C'est l'accélération du vaisseau qui me réveille. J'ai l'impression d'être harnaché sur un genre de table, et même sans ses sangles, je ne pourrais pas bouger, plaqué contre cette surface par la cinétique.
Mon flanc droit me fait un mal de chien comme si quelqu'un s'amusait à essorer mes boyaux. Puis tout cesse. Le vaisseau a terminé sa phase d'accélération et je constate avec fébrilité que nous sommes en apesanteur. Au cas où je n'aurais pas compris que je suis dans l'un des vaisseaux volés, les logos de la compagnie de ma famille sont là pour me le rappeler. Je n'avais jamais quitté l'atmosphère martienne ! Si je dois mourir, je serai au moins content d'avoir connu l'espace avant.
Des gouttes de sang passent devant mes yeux étonnés. Elles s'élèvent de ma plaie pour former des bulles en suspension. Je devrais m'en inquiéter, mais ce spectacle me fascine. J'entends du bruit à ma gauche et la voix de Fen brailler dans l'intercom.
— Est-ce qu'il y a un putain de médecin sur ce vaisseau ? ... Oui ? Dites-lui de se magner le cul, alors ! On a trois blessés par balles ici !
Je voudrais pouvoir rire de nostalgie en retrouvant les habituelles invectives grossières de Fen, mais j'ai trop mal pour cela. J'avais déjà été blessé de la sorte par Grimm dans la simulation, mais la douleur artificielle est incomparable à la douleur de la réalité. Elle franchit d'ailleurs un nouveau palier lorsque Fen fait un point de pression sur ma plaie, puis place mes mains dessus pour m'intimer à poursuivre le geste.

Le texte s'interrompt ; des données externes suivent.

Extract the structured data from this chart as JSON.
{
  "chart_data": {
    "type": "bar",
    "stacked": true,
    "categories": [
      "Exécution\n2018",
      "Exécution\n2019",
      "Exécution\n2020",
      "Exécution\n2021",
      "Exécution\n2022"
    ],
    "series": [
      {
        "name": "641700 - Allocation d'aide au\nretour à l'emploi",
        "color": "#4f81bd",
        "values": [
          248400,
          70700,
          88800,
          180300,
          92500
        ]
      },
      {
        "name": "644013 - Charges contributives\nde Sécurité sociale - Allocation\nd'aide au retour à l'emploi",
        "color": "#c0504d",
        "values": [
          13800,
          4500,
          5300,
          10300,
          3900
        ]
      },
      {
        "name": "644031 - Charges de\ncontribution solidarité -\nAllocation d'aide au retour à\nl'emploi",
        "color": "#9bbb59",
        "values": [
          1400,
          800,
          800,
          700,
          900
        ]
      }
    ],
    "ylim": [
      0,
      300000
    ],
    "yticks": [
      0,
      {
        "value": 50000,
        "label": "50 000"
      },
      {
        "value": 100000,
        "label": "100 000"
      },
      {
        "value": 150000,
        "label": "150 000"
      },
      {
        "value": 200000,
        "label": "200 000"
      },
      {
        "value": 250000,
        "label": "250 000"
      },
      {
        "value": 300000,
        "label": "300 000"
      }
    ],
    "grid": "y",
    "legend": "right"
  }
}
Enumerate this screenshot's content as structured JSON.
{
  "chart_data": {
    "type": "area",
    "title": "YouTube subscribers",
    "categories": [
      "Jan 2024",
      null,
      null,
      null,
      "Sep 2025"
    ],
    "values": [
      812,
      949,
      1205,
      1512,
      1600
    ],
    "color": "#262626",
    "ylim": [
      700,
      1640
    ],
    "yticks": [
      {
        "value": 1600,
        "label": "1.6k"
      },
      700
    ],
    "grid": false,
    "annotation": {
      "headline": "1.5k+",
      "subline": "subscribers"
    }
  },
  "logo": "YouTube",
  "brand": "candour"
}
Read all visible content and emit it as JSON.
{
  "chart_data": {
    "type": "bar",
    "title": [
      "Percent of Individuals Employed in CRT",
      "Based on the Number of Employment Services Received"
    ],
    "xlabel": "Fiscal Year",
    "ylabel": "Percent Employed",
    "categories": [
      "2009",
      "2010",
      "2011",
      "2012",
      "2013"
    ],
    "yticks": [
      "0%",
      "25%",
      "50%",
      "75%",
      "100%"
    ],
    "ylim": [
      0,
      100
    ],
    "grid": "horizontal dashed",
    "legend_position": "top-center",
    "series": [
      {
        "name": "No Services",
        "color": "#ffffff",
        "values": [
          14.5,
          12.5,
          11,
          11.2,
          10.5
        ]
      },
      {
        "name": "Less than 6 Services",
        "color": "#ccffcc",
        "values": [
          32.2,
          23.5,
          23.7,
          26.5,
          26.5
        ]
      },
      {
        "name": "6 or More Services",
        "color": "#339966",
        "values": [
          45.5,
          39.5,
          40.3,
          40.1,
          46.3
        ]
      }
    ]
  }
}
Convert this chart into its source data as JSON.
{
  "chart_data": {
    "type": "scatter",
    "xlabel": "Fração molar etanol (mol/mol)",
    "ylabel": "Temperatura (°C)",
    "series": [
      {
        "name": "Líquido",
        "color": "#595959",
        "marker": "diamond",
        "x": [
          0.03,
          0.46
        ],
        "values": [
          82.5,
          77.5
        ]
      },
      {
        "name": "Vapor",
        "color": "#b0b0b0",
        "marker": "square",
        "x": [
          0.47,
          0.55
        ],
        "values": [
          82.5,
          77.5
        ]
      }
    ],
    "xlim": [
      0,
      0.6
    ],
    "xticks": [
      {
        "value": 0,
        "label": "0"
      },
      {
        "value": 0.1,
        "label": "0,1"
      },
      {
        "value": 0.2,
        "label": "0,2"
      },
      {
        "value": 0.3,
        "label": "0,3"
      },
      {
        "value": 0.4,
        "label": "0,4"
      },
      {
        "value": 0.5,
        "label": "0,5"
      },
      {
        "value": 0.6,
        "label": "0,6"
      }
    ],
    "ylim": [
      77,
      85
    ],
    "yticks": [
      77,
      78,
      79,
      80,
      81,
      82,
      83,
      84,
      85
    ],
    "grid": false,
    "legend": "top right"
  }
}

— Utilise ce qui te reste de force pour appuyer, ok ? Je dois m'occuper des autres.
Le claquement des bottes magnétique m'indique qu'il s'éloigne. Je suis seul avec ma souffrance. Je crois que je vais encore tourner de l'œil.
Lorsque je reviens à moi, je découvre un visage familier penché sur moi. Il n'a pas ses sempiternelles lunettes cassées, mais ces yeux doux sont bien les siens.
— Talinn ? articulé-je péniblement.
Il me renvoie une œillade surprise. Il s'imagine que la douleur me fait délirer. Ce n'est pas loin d'être le cas.
— Presque. Je suis le docteur Talami. Tu as de la chance, la balle n'a rien touché de vital. Tu vas t'en remettre, mais la cicatrisation va prendre un peu de temps à cause du manque de gravité. Il faudra que tu bouges le moins possible.
Il disperse un genre de spray argenté pour colmater ma plaie. La sensation de froid m'électrise et achève de me réveiller. Je profite de retrouver un peu de mes esprits pour jeter un œil dans le sien. Je suis curieux de savoir qui est cet homme que je connais et dont j'ignore tout à la fois.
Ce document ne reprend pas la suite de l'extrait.